Slashing with a nice red knife

… I turned to the oven and it was only on 170 ºC.  What !!!!! It had been turned on, and the oven’s default temperature is 170ºC and I HAD FORGOTTEN to turn it up. So, in not so quiet desperation, I flipped it up to 250 ºC, cuddled the dough a little, whispered sadly and helplessly ‘Be patient, just wait, just hang on in there, please stay calm, please !!!’

I got a little water and painted it into the slashes to distract them while they waited, and the boules were very good and just sat there and didn’t move for ten minutes while the oven guiltily heated up and then in they went.

I got my reward then, I just sat there in front of the glass door and watched them spring and sighed with happiness.  Once they were done I took them outside to meet the pears which we were hastily taking off the tree in anticipation of stormy weather. It’s all go here!

Bread and Pears

What? You want a crumb shot too? OK.

Make this bread – it’s delicious!

the loaf in Crich

The residents of Crich (pronounced cry-ch) in Derbyshire are very lucky – They have the loaf – a wonderful artisan bakery – deli – cafe  run by Andrew Auld and his partner Roger.  We made a slight detour on our recent trip to the Dales in order to go and visit him. We have exchanged recipes and posts on Dan Lepard’s forum and I had a great time being shown round the bakery and getting a serious lesson in making 100 per cent spelt breads and pasteis de natas. I think I’m getting the hang of the bread finally and I have no excuse now not to make those custard tarts as I have been given all the info to make them work!

Andy makes a full range of breads from 100% rye sourdough to traditional wholemeal loaves, there’s a cafe serving great food, and a deli section as well.  His list of breads is flexible and there is always something new coming up. He has customers who come from miles away to stock up on his wonderful breads.  This business is an inspiration showing that you can go into baking from a non-conventional background providing you have the enthusiasm and the passion to do it and are prepared to work seven days a week to make a go of it with 3 am starts!

While we were sitting nattering away over a delicious lunch of pinenut and goats cheese quiche with tabouleh salad,  I noticed that the shelves which had been maybe three quarters full when we arrived, were emptying rapidly…

save some for me!

and I suddenly got anxious that there would be no bread left by the time we went, so I got up and grabbed some loaves to take with me. One  is based on Dan Lepard’s barm bread, made with beer from a local pub, another is based on a light rye bread formula that was shared on Dan’s forum and a couple of rye breads from recipes that I had passed on. When we finally got to Yorkshire we ate most of the bread we had brought with us, sharing it with the Dales Dough Do on Friday night. The barm bread with soaked raisins was particularly popular, I of course love the seeded rye based on this recipe (but then I would!)

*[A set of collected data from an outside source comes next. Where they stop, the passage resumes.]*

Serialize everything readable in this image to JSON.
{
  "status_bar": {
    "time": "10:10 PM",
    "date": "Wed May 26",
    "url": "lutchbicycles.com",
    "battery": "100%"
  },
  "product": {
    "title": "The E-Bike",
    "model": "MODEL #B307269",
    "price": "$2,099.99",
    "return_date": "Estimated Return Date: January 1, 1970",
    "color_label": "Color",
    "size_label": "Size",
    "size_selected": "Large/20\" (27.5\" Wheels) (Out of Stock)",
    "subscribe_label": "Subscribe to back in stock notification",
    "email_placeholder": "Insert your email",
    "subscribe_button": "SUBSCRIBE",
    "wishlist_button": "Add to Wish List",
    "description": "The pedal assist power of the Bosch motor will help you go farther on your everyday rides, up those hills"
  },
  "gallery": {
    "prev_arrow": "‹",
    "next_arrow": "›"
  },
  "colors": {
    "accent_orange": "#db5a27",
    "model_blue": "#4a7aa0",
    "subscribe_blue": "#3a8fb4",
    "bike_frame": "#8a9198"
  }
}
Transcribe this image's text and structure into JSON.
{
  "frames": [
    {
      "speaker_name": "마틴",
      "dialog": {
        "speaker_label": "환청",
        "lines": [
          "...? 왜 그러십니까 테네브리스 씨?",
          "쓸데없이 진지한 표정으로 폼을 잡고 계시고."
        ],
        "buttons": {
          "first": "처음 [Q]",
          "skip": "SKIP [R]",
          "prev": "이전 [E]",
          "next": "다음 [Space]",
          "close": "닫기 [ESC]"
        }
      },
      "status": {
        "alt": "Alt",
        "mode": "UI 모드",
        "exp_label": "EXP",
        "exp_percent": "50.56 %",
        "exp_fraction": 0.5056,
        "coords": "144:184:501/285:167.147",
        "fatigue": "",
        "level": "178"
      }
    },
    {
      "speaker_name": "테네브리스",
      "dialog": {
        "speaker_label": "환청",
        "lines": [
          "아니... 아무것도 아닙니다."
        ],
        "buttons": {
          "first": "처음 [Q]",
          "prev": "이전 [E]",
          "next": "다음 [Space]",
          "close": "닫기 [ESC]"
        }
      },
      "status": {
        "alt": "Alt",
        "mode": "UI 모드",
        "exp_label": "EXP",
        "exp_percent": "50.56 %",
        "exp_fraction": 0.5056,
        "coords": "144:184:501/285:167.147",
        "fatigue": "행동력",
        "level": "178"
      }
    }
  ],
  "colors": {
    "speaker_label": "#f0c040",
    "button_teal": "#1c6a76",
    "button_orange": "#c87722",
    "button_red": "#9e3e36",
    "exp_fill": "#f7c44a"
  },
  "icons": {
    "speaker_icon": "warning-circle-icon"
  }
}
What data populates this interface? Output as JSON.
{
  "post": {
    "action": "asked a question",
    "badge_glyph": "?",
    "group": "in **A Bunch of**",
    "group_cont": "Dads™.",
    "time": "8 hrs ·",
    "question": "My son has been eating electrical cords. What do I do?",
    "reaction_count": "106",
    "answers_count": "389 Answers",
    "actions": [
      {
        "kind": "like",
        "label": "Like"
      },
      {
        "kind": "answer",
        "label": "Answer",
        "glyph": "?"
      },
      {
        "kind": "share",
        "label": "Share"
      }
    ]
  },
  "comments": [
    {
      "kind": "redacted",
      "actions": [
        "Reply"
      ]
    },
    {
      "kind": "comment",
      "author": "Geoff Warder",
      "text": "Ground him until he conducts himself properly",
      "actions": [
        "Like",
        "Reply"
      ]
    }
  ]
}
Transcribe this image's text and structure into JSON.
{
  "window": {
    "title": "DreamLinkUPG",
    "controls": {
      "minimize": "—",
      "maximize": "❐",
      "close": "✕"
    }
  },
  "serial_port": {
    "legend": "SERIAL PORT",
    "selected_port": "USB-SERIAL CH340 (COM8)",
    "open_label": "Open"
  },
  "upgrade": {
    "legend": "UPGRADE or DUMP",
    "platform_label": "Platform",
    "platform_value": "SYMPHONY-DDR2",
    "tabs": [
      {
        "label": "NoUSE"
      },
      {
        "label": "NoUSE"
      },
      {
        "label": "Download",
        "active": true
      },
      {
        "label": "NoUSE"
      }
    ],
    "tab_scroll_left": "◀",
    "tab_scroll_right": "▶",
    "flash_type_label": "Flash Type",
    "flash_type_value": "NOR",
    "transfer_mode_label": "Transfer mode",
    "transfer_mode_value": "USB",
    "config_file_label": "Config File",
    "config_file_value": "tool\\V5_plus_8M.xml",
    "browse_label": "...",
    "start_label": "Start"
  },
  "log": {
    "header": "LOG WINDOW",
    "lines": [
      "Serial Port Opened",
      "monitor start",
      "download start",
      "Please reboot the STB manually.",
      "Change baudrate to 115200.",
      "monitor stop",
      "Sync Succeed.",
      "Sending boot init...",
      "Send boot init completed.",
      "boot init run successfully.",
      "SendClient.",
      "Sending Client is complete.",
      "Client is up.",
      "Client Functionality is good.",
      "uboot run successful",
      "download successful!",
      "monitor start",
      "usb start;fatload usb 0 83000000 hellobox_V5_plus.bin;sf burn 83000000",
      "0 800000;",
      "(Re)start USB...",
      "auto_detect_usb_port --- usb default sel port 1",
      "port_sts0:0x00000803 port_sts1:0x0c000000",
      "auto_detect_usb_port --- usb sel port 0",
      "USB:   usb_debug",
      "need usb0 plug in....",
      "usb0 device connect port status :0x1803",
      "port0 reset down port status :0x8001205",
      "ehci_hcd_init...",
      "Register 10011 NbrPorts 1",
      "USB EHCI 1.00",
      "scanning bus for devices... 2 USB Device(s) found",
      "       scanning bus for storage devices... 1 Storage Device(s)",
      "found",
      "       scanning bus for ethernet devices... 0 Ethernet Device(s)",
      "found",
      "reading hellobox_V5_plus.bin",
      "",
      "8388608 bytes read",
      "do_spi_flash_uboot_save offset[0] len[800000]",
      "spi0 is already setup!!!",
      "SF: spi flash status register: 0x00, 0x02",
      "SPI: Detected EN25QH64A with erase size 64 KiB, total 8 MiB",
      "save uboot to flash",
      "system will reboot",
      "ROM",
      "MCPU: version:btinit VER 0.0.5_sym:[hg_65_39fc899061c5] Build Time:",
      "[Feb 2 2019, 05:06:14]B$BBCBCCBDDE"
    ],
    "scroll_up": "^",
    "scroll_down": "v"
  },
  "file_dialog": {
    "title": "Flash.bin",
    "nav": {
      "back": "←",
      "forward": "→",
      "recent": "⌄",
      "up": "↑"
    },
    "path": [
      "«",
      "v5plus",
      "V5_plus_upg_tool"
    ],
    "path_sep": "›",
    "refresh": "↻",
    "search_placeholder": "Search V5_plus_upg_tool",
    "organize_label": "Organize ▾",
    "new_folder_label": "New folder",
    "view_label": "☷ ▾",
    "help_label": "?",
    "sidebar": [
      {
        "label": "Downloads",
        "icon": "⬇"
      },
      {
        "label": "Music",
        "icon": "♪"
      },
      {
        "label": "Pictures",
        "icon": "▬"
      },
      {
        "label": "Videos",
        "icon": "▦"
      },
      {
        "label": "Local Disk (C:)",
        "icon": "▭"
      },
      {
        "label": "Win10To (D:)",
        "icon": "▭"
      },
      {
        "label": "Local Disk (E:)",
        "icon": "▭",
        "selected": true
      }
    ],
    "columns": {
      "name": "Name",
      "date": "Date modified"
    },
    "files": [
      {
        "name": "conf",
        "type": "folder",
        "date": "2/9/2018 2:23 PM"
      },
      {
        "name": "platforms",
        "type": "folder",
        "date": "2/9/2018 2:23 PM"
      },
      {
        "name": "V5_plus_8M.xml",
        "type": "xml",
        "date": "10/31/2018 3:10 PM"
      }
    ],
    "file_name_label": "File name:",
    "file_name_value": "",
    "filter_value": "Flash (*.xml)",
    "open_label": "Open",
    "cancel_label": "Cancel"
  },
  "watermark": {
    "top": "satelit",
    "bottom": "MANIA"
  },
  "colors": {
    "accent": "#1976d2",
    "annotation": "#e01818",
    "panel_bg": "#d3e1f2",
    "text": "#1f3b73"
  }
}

The french baguettes at the loaf are made from Jeffrey Hamelman’s poolish formula, though I read on Andy’s website that he is making some new italian style baguettes as well now, he also offers one of Mick Hartley’s seed and sourdough specials every Saturday. These are all tried and tested breads that sell well and are popular with their customers.

This is sounding like one of those reviews you read in a paper, it’s not meant to be. We had a lovely time;  the sun shone, we got to look at a bakery, admire the five deck oven and talk about proving baskets and the price of flour and how to get your scones to rise straight and not twisted. It was great fun. Go and visit the loaf if you are over that way,  that’s what I want to say – and keep talking – exchange thoughts and ideas – and everyone will get to eat better bread, whether you bake it yourself or live near an oasis of a bakery like this one.

And if you are lucky enough to have a good bakery near you, then don’t forget to support them and buy the bread that someone has been up at all hours of the night getting ready so it is fresh for you in the morning.

I’d love to hear about your favourite breads and your favourite bakeries, though I might get very jealous!